Dass eine solche landesgesetzliche Regelung mit der konkurrierenden Gesetzgebung von Bund und Ländern im Einklang steht bzw. dass der Thüringer Landesgesetzgeber eine solche Duldungspflicht überhaupt festlegen kann, hat ein Urteil des Bundesverfassungsgerichts aus dem Jahr 2007 bereits klargestellt. Nach dieser Entscheidung bestehen für den Landesgesetzgeber hinsichtlich des nachbarrechtlichen Überbaus eigene Gestaltungsmöglichkeiten, die durch die in Artikel 14 Grundgesetz verankerte Sozialbindung des Eigentums gedeckt sind, denn „Eigentum verpflichtet. Sein Gebrauch soll zugleich dem Wohle der Allgemeinheit dienen.“, so heißt es in Artikel 14 Abs. 2 Grundgesetz.


Dass die energetische Wärmedämmung von Gebäuden nicht nur dem einzelnen Grundstückseigentümer, sondern letztlich auch dem Allgemeinwohl dient, liegt auf der Hand. Energiesparmaßnahmen und nachhaltige Energienutzung sind Bestandteil des gesellschaftspolitischen Konzepts der Energiewende und diese beginnt im Kleinen, im eigenen Grundstück, und sie endet eben nicht an der Grundstücksgrenze. Diesem Anspruch trägt § 14 a des Gesetzentwurfs Rechnung. Zugleich schafft die Regelung Rechtssicherheit im nachbarschaftlichen Miteinander und damit zumindest in dieser Frage eine Basis für mehr gute als böse Nachbarschaft.


Weitere Regelungen des Gesetzentwurfs beinhalten notwendig gewordene inhaltliche und gesetzestechnische Anpassungen an andere Gesetze und Verordnungen. Dabei geht es unter anderem um nachbarliche Duldungspflichten für die Anbringung von Schornsteinen, um Grenzabstände von Anpflanzungen im öffentlichen Verkehrsbereich, um Abstände von Gebäuden zum Wald und das Zurückschneiden von Hecken.

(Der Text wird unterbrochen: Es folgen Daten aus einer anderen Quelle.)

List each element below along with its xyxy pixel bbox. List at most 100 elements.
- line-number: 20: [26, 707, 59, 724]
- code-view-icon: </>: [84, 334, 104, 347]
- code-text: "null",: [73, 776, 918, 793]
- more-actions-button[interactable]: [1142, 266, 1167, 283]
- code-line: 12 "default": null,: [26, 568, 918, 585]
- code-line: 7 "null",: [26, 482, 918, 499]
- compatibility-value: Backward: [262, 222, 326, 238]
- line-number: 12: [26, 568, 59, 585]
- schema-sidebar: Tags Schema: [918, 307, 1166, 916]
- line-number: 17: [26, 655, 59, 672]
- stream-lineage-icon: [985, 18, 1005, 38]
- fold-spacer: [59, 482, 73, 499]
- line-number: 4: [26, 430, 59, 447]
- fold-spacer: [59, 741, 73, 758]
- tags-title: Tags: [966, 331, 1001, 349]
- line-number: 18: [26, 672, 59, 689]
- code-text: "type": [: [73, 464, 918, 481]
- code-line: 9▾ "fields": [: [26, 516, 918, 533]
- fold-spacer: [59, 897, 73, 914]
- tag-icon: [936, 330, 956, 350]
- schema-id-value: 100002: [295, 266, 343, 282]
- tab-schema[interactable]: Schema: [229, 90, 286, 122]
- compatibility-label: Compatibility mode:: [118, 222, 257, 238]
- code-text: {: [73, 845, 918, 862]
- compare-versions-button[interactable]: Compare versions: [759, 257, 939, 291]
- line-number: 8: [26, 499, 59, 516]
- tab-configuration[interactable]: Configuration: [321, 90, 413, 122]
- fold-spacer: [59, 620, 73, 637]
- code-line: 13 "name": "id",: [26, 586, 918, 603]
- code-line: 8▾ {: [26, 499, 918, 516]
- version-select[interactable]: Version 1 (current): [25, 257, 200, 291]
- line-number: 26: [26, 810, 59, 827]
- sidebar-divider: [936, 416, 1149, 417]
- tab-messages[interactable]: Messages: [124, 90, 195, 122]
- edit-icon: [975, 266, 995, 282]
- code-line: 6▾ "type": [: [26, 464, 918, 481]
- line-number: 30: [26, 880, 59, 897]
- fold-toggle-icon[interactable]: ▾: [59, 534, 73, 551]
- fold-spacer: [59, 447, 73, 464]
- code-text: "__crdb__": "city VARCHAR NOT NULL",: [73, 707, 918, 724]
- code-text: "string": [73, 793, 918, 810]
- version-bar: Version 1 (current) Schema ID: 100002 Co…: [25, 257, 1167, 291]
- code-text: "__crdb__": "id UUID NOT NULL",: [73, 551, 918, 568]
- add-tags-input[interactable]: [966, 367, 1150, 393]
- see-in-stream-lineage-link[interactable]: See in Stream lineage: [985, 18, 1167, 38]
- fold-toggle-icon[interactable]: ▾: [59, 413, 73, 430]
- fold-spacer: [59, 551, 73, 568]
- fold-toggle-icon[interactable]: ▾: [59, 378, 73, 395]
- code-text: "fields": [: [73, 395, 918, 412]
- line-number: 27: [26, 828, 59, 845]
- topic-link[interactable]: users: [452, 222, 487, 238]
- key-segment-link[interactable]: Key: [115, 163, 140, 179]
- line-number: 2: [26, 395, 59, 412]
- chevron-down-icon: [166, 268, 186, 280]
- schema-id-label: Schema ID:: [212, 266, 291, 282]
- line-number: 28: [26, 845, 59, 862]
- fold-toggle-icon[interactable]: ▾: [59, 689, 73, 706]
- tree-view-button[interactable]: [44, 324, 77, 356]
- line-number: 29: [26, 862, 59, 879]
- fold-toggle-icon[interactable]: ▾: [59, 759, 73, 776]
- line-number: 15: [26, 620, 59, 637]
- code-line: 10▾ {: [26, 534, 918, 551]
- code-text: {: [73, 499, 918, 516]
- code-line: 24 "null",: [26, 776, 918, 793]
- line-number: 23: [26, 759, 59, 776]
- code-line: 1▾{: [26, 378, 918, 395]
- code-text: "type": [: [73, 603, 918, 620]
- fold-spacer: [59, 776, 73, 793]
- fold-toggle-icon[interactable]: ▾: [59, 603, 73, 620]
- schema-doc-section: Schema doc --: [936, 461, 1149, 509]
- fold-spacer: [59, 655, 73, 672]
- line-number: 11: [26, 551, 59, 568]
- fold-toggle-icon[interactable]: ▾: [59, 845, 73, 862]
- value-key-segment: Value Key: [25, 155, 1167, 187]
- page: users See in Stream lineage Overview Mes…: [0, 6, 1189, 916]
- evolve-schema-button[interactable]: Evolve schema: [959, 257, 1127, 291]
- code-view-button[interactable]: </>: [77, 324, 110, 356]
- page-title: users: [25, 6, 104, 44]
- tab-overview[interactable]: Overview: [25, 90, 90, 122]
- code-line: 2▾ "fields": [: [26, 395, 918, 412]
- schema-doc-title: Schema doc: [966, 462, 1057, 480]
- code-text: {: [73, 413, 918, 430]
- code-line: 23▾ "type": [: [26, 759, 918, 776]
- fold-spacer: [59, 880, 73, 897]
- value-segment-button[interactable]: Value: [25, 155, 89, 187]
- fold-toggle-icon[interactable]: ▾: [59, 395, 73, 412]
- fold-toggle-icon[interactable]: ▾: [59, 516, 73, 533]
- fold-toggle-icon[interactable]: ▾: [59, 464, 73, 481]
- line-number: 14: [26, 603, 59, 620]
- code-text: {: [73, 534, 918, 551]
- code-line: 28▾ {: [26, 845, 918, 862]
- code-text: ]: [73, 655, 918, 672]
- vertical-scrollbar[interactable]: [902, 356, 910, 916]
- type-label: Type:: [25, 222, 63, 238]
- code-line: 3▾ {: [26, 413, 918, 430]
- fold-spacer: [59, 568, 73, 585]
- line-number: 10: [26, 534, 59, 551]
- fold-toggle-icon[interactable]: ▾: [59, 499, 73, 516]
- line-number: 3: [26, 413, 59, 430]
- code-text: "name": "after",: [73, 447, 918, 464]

Ich will auf Details hier nicht weiter eingehen. Zusammenfassend bleibt zunächst festzuhalten, dass der Gesetzentwurf zum einen Bewährtes fortschreibt und zum anderen notwendige Regelungsbedarfe umsetzt, die sich seit der letzten inhaltlichen Änderung des Thüringer Nachbarrechts im Jahr 2006 ergeben haben. Der Gesetzentwurf wird daher von meiner Fraktion befürwortet und die Überweisung an den Ausschuss für Migration, Justiz und Verbraucherschutz beantragt. Danke schön.